The Age of Enlightenment or the Enlightenment, also known as the Age of Reason, was an intellectual and philosophical movement that occurred in Europe, especially Western Europe, in the 17th and 18th centuries, with global influences and effects. The Enlightenment included a range of ideas centered on the value of human happiness, the pursuit of knowledge obtained by means of reason and the evidence of the senses, and ideals such as natural law, liberty, progress, toleration, fraternity, constitutional government, and separation of church and state.
The Enlightenment was preceded by the Scientific Revolution and the work of Francis Bacon and John Locke, among others. Some date the beginning of the Enlightenment to the publication of René Descartes' Discourse on the Method in 1637, featuring his famous dictum, Cogito, ergo sum ("I think, therefore I am"). Others cite the publication of Isaac Newton's Principia Mathematica (1687) as the culmination of the Scientific Revolution and the beginning of the Enlightenment. European historians traditionally date its beginning with the death of Louis XIV of France in 1715 and its end with the 1789 outbreak of the French Revolution. Many historians now date the end of the Enlightenment as the start of the 19th century, with the latest proposed year being the death of Immanuel Kant in 1804.
Philosophers and scientists of the period widely circulated their ideas through meetings at scientific academies, Masonic lodges, literary salons, coffeehouses and in printed books, journals, and pamphlets.

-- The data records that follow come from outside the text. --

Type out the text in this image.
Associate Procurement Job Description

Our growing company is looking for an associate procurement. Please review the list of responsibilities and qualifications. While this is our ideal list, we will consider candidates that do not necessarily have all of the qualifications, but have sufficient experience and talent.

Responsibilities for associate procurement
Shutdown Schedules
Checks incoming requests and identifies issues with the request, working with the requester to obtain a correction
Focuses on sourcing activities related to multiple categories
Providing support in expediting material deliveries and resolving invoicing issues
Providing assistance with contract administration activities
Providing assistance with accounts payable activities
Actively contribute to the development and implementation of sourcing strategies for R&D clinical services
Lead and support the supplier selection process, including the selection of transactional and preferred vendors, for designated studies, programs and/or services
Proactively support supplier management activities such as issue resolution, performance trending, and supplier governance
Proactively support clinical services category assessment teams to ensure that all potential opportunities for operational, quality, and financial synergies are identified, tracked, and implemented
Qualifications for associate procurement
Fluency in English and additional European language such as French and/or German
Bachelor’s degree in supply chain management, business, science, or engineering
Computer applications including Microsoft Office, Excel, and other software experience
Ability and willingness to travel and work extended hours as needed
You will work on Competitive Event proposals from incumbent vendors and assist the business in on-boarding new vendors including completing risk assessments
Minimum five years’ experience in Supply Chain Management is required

The ideas of the Enlightenment undermined the authority of the monarchy and the Catholic Church and paved the way for the political revolutions of the 18th and 19th centuries. A variety of 19th-century movements, including liberalism, socialism and neoclassicism, trace their intellectual heritage to the Enlightenment.
The central doctrines of the Enlightenment were individual liberty and religious tolerance, in opposition to an absolute monarchy and the fixed dogmas of the Church.